Triade classique et formes atypiques
Schéma classique: douleur à l'oreille d'abord (parfois un prodrome de 1 à 3 jours avant les vésicules), puis vésicules douloureuses sur l'oreillette, l'entrée du canal externe et rarement la membrane tympanique, puis paralysie faciale homolatérale en quelques heures ou quelques jours. Une perte auditive et/ou des vertiges peuvent s’ensuivre.
La triade classique: paralysie + vésicules + signes audio-vestibulaires.

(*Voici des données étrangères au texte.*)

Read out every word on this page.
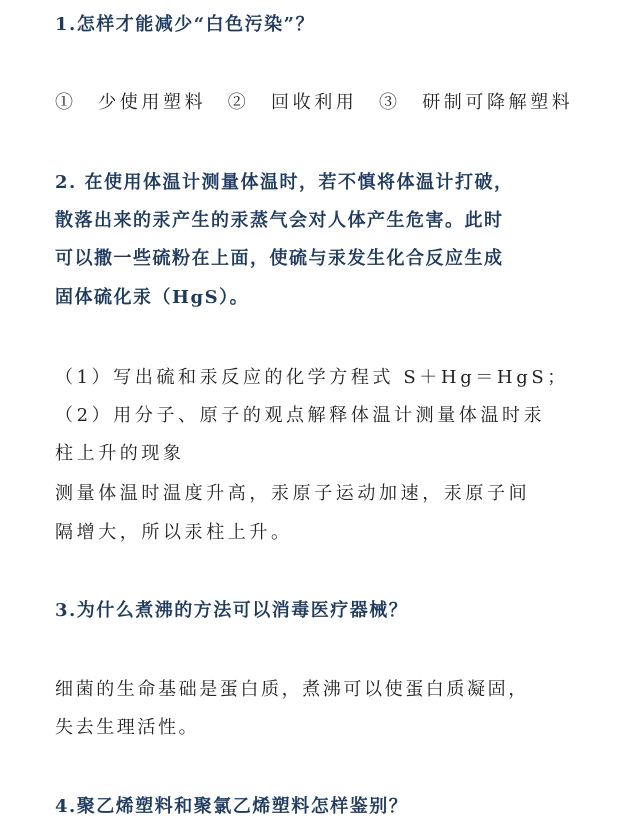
1.怎样才能减少“白色污染”？
①　少使用塑料　②　回收利用　③　研制可降解塑料
2. 在使用体温计测量体温时，若不慎将体温计打破，
散落出来的汞产生的汞蒸气会对人体产生危害。此时
可以撒一些硫粉在上面，使硫与汞发生化合反应生成
固体硫化汞（HgS）。
（1）写出硫和汞反应的化学方程式 S＋Hg＝HgS；
（2）用分子、原子的观点解释体温计测量体温时汞
柱上升的现象
测量体温时温度升高，汞原子运动加速，汞原子间
隔增大，所以汞柱上升。
3.为什么煮沸的方法可以消毒医疗器械？
细菌的生命基础是蛋白质，煮沸可以使蛋白质凝固，
失去生理活性。
4.聚乙烯塑料和聚氯乙烯塑料怎样鉴别？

Ramsay Hunt peut être diagnostiqué sans vésicules – « zoster sine herpete ». La suspicion clinique est à la base, et la PCR VZV (LCR ou sang en l'absence de liquide vésiculaire) peut étayer le diagnostic.
Différence avec la paralysie de Bell: Bell n'a pas de vésicules, la douleur est légère, la perte auditive est atypique. Bell récupère spontanément dans 85 à 90 % contre 50 à 70 % chez Ramsay Hunt – et cela dépend fortement du moment choisi pour le traitement. Chaque paralysie faciale nécessite donc un examen de l'oreille et un audiogramme.
Classification de House-Brackmann
L'évaluation standard du dysfonctionnement du nerf facial est l'échelle de House-Brackmann (HB). HB I: normal. HB II: léger dysfonctionnement, asymétrie visible uniquement lors d'un examen attentif, œil fermé complètement. HB III: dysfonctionnement modéré, asymétrie évidente mais œil fermé avec effort.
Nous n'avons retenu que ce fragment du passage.